Digital reality means that new business models are now possible that were previously unthinkable, and great new designs harvest extraordinary value because financial returns are not normally distributed; they are hugely skewed, both at the individual and the organizational level. For example, Google has a market capitalization that is eight times that of the WPP Group, or Omnicom, two huge advertising conglomerates. Better business design enables radically different returns for businesses that are providing similar services to the end customer. I have argued in an earlier blog that iTunes is a new animal -- with a better design. So too with the Corporate Executive Board, which is a research company that has created a core of "best practice" sharing, where their customer base is both a subscriber to content, and part of the network of content creation. They are trading at a price to sales ratio of ten versus Gartner which has a price to sales ration of 1.7. The Corporate Executive Board has a superior business design.

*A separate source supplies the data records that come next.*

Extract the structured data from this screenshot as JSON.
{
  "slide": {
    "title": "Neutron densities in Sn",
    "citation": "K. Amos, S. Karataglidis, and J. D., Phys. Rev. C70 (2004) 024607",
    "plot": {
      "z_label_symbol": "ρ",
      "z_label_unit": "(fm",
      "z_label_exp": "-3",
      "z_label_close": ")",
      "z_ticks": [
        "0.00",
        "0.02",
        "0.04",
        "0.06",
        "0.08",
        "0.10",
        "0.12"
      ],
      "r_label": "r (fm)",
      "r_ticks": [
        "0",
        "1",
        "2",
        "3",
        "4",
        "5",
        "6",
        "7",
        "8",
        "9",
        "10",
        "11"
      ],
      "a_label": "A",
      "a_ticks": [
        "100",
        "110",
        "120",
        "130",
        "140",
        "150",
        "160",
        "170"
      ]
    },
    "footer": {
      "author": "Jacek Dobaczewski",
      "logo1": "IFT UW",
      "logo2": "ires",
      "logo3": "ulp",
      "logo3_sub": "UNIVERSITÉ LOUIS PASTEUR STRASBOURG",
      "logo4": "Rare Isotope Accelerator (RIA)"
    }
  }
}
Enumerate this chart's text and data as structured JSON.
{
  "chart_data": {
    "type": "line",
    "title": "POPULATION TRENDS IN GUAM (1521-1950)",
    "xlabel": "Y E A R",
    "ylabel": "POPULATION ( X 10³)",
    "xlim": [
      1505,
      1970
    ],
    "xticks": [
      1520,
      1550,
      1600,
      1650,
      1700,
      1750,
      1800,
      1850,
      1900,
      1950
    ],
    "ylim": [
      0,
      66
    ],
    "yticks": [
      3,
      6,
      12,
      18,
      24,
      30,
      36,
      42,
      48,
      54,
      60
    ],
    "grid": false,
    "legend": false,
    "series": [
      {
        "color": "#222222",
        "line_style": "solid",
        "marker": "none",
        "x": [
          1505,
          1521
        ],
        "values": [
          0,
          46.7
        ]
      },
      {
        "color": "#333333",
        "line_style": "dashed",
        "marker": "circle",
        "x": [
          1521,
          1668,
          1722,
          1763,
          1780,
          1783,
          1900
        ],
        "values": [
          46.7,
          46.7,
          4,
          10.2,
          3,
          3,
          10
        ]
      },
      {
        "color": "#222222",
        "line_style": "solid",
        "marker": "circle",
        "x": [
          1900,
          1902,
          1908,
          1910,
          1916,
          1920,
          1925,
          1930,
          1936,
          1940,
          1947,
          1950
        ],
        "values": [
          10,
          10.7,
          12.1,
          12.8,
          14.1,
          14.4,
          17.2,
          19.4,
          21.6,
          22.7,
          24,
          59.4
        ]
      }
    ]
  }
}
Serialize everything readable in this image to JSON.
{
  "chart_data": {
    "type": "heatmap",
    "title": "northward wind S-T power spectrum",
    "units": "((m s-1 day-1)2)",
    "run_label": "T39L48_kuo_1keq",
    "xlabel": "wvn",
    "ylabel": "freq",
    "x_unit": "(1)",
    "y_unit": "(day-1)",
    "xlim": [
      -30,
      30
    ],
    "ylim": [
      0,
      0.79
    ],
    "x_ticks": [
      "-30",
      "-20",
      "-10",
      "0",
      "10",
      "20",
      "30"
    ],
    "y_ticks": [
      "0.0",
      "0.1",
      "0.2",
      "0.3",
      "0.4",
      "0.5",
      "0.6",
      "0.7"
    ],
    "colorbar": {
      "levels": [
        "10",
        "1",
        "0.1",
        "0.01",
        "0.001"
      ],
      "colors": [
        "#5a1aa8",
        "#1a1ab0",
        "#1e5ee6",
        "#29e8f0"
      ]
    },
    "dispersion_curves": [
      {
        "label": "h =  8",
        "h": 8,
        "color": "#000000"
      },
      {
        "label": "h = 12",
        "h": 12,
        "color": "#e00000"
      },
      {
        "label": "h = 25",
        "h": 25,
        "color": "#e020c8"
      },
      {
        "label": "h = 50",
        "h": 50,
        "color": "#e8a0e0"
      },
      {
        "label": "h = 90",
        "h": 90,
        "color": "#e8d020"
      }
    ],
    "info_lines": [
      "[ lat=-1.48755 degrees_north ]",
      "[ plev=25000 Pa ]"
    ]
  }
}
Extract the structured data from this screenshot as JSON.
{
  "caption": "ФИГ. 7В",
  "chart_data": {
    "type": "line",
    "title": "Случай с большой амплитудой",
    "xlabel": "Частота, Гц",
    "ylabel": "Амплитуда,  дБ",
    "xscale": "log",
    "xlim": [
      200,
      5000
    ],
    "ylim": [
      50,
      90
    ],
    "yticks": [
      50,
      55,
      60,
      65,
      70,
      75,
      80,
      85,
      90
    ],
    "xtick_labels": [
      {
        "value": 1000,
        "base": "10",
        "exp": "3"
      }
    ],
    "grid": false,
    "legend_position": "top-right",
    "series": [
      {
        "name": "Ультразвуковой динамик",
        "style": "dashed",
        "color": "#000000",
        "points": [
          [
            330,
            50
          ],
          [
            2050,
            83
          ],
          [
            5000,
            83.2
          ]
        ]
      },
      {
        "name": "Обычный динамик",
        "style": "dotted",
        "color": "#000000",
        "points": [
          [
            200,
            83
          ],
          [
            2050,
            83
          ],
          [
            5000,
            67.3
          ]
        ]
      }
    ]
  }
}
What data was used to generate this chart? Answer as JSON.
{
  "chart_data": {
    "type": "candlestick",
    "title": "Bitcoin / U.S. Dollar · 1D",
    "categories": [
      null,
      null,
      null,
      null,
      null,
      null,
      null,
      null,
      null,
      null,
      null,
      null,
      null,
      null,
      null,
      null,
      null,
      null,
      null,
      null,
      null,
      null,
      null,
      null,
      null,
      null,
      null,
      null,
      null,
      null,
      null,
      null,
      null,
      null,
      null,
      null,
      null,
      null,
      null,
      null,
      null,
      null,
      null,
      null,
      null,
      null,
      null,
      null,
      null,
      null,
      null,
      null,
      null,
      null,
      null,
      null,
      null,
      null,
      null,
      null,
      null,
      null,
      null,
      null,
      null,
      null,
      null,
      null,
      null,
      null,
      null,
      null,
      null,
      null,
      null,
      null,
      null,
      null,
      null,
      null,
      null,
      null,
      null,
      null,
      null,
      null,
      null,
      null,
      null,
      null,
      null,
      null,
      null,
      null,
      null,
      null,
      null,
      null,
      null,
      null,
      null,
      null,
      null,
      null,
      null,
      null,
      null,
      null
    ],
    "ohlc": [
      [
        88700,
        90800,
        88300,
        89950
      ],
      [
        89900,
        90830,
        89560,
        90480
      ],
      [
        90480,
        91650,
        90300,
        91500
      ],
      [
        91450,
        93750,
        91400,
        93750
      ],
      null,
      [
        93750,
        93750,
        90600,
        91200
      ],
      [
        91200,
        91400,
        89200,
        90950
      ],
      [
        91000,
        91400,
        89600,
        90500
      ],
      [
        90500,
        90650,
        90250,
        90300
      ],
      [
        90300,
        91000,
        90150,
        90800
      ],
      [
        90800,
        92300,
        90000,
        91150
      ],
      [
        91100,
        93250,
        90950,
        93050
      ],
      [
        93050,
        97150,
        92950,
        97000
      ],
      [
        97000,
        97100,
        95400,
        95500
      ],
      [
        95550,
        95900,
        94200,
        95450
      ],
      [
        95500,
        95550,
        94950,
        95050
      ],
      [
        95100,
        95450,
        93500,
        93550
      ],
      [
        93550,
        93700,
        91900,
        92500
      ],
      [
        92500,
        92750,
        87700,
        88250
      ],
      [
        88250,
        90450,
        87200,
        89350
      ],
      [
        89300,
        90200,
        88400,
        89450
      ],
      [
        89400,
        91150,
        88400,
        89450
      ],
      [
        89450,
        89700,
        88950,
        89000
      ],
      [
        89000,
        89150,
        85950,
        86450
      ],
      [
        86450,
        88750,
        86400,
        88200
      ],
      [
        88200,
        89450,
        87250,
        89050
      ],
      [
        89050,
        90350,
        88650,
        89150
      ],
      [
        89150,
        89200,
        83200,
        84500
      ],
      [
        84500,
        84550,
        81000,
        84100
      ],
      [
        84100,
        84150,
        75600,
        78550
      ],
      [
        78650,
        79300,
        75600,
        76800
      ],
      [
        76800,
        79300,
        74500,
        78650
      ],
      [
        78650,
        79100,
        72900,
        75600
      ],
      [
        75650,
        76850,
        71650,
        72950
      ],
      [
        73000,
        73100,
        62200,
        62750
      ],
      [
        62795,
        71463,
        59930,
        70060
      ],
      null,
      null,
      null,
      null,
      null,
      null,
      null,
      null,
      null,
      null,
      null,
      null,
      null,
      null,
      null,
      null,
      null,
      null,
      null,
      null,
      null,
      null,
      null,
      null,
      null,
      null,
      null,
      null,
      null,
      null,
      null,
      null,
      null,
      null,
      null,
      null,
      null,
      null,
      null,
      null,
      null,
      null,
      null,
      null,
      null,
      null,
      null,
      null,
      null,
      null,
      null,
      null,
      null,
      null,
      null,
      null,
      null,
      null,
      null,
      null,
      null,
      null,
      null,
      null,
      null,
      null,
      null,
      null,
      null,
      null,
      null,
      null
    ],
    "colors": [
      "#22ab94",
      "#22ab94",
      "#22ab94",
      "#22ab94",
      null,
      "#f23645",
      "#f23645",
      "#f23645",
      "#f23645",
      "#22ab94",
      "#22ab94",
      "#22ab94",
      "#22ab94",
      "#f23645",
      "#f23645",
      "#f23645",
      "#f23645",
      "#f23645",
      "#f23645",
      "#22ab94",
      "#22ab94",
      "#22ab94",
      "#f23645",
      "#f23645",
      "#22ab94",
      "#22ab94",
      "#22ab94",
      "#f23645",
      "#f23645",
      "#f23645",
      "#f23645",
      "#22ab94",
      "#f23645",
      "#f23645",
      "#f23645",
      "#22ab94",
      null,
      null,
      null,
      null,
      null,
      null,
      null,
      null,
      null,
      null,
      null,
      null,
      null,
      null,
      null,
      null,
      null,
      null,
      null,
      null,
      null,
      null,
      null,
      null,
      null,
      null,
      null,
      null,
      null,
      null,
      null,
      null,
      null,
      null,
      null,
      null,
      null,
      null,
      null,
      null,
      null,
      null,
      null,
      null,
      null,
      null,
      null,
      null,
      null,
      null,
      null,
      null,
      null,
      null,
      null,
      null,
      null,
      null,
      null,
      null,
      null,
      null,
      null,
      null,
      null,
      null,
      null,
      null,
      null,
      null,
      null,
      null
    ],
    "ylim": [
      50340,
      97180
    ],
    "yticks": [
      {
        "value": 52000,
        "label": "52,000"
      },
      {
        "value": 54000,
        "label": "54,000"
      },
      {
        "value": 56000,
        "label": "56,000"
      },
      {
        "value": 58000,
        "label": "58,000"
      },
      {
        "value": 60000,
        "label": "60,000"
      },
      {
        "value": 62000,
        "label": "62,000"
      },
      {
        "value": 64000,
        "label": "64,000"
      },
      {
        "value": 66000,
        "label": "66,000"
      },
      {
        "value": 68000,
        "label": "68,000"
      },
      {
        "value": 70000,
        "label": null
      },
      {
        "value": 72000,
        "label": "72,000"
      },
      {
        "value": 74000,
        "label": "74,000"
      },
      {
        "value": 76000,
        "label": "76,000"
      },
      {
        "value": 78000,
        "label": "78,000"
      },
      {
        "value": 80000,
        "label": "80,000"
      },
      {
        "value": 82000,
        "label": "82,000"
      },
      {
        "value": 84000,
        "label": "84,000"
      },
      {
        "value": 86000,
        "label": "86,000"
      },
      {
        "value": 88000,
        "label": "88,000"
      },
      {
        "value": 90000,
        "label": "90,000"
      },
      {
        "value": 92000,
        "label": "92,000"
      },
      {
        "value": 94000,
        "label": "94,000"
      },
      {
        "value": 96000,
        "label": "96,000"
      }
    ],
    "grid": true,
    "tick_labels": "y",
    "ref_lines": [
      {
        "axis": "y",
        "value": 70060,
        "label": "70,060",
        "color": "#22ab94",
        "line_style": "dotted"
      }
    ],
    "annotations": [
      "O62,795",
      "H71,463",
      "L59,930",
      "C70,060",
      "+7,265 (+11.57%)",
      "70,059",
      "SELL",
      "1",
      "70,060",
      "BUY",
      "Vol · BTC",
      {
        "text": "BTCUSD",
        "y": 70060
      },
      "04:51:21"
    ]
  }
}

It has often been said that the pioneers do not win the lion's share of the profits, but the fast followers do. This type of analysis has been done many times over the years, with a recent example being the fact that Amazon was not the first on line book seller. However, I think that if we were to look at those firms who created a new business model, they often do dominate their markets and for a long time. Historically, one of the ways GE pulled ahead of Westinghouse in the fight to electrify the towns and cities of the USA, was that GE allowed the towns to lease the lighting equipment, whereas Westinghouse made them buy it. This meant that the towns could easily add GE to their operating budget, but in order to get Westinghouse, the town or city needed to launch a referendum to raise debt, to pay for the new equipment. Needless to say, GE pulled ahead due to their business design. Arthur Andersen created the systems integration business when they realized that someone needed to install and integrate all those computers that IBM was selling. They piggybacked on the existing accounting relationship, and created a training method and system to drive large pyramids of talent into the buyer's organization -- creating an entirely new model of consulting which now survives as Accenture -- still the market leader in system integration. Amazon too had a different and more comprehensive business design than the online bookseller they blew away.


Most organizations have no ability or interest in creating a new business model -- they are too busy executing. But, I'm reminded of something my friend Alan Kay often says at our board meetings. "If you are really interested in making money, then you need to think about inventing something completely new." It is important to remember that this advice comes from a guy who pioneered the largest and fastest growing industry in the past two generations, the personal computer business.


Given the obvious returns of better business design, why do so few people attempt it? Well, first there is risk. Second, it makes most people's heads hurt -- because there are too many design choices. Third, it take an enormous amount of leadership and managerial courage to convince an organization to attempt something that has not been done before. Fourth, it is just plain hard to do. As I noted in Architecture, there are only a few geniuses who can pull off building a "modern" building. I bet there are even fewer who can do it for business because with a building, at least you have some parts that are "static". In business all constituencies -- from the investors, to the customers, to the employees are a dynamic, organic systems -- ever changing and interacting.